Clearly, option 3 is a tough nut to crack given the density of their removal, and sometimes they'll hit Blightning off Bloodbraid Elf and just kill you. Even so, the odds of that are lower than getting hit by a hard-cast Blightning. Rough math says that most lists will hit a Blightning 1 in every 5-6 Bloodbraid cascades. Combine that with an approximate coinflip chance to draw it naturally, and you see why you'll probably eat a Blightning more often than not. Those three avenues of attack will be crucial when we figure out how to beat Jund.
Why? Too much of your best card can kill you. This card can take an unwinnable game and turn it into a blowout in a heartbeat. You need to play threats and defenders that don't need to appear in multiples or are immune to Pulse.

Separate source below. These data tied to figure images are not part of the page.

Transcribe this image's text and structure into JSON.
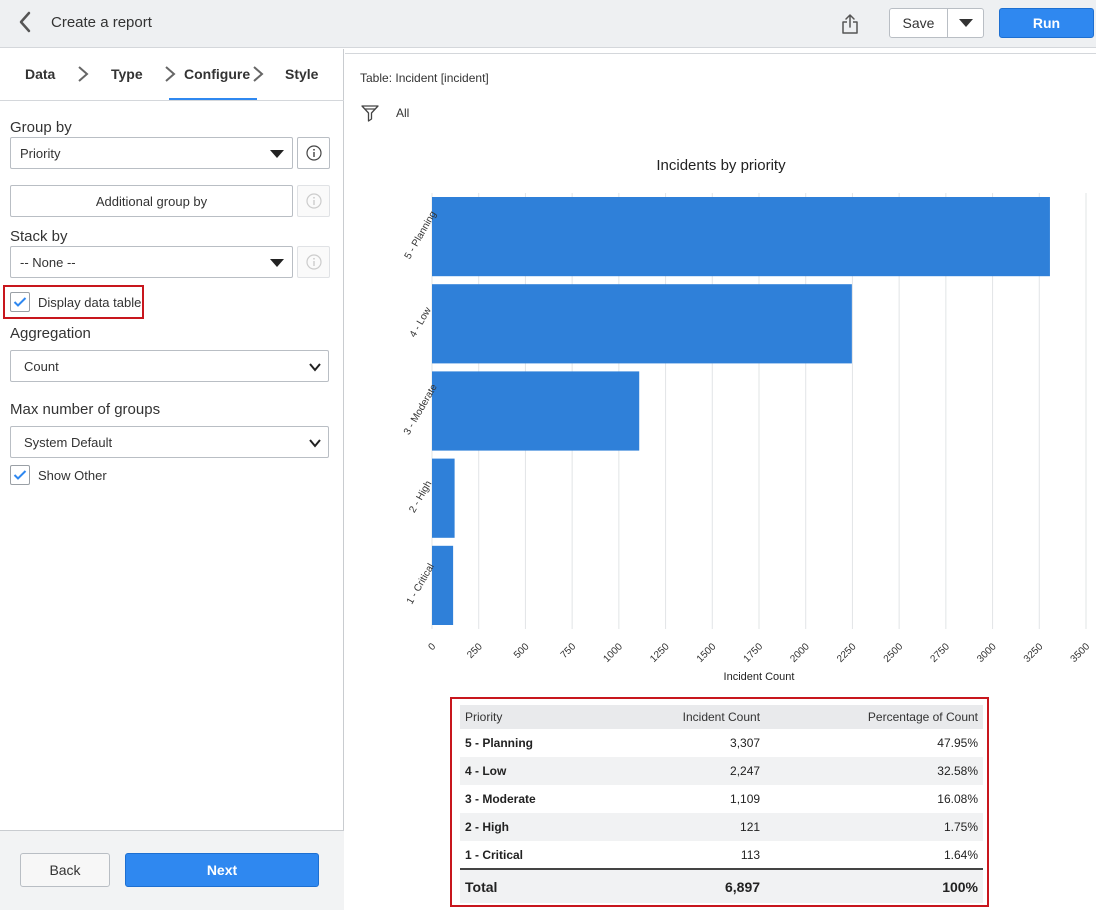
{
  "header": {
    "title": "Create a report",
    "save_label": "Save",
    "run_label": "Run"
  },
  "steps": [
    {
      "label": "Data"
    },
    {
      "label": "Type"
    },
    {
      "label": "Configure"
    },
    {
      "label": "Style"
    }
  ],
  "config": {
    "group_by_label": "Group by",
    "group_by_value": "Priority",
    "additional_group_by_label": "Additional group by",
    "stack_by_label": "Stack by",
    "stack_by_value": "-- None --",
    "display_data_table_label": "Display data table",
    "display_data_table_checked": true,
    "aggregation_label": "Aggregation",
    "aggregation_value": "Count",
    "max_groups_label": "Max number of groups",
    "max_groups_value": "System Default",
    "show_other_label": "Show Other",
    "show_other_checked": true
  },
  "footer": {
    "back_label": "Back",
    "next_label": "Next"
  },
  "report": {
    "table_label": "Table: Incident [incident]",
    "filter_label": "All"
  },
  "colors": {
    "bar": "#2f80d9",
    "accent": "#2f88f0",
    "highlight": "#c8161d"
  },
  "chart_data": {
    "type": "bar",
    "orientation": "horizontal",
    "title": "Incidents by priority",
    "xlabel": "Incident Count",
    "ylabel": "",
    "categories": [
      "5 - Planning",
      "4 - Low",
      "3 - Moderate",
      "2 - High",
      "1 - Critical"
    ],
    "values": [
      3307,
      2247,
      1109,
      121,
      113
    ],
    "xlim": [
      0,
      3500
    ],
    "xticks": [
      "0",
      "250",
      "500",
      "750",
      "1000",
      "1250",
      "1500",
      "1750",
      "2000",
      "2250",
      "2500",
      "2750",
      "3000",
      "3250",
      "3500"
    ],
    "grid": true
  },
  "data_table": {
    "headers": [
      "Priority",
      "Incident Count",
      "Percentage of Count"
    ],
    "rows": [
      {
        "priority": "5 - Planning",
        "count": "3,307",
        "pct": "47.95%"
      },
      {
        "priority": "4 - Low",
        "count": "2,247",
        "pct": "32.58%"
      },
      {
        "priority": "3 - Moderate",
        "count": "1,109",
        "pct": "16.08%"
      },
      {
        "priority": "2 - High",
        "count": "121",
        "pct": "1.75%"
      },
      {
        "priority": "1 - Critical",
        "count": "113",
        "pct": "1.64%"
      }
    ],
    "total": {
      "label": "Total",
      "count": "6,897",
      "pct": "100%"
    }
  }
}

How? Protection from Black is great. Shroud is also great. Oddly enough, "dies when targeted" is pretty damn good too, since you can usually get a large body at a discount. Blanking Pulse is pretty solid, so any creature that can do so is a winner. Don't even try to play decks that rely on things like Pyromancer Ascension to win.
A Word on Threat Density: My build runs Borderland Ranger over other mana fixers simply because I want my threat density to be higher in the Mirror Match. Same goes for the 5th man-land and the 4 copies of Siege-Gang Commander. Most decks just cannot handle that volume of efficient, economical creatures.
Jund's early game is powerful enough to keep slower decks on their heels, which opens the door for its Siege-Gangs and Broodmate Dragons to take over the game and just plain WIN. Given the fact that Jund's long game is better than most, and that the best card draw can still be cold to a Blightning, it seems like the best way to attack the deck is to go beneath their curve, not over the top.
Cards like White Knight are spectacular due to the amount of value they add to the board. It sounds insane, but Illusionary Servant - look it up - was quite good too. He is effectively a 3/1 flier for 1UU that gets huge in combat. When it comes to beating Jund, it seems that a combination of powerful spot removal and tempo is the correct angle of attack. I'll leave you with that thought for this week, as it will transition well into a future article about this UW Aggro deck that's slowly coming together. If it can start winning a few more games, it may be a very real deck. Until such a point comes, it's not worth writing about. Keep the angles in mind when building to attack Jund, and remember that you're usually only one turn away from being blown out by them.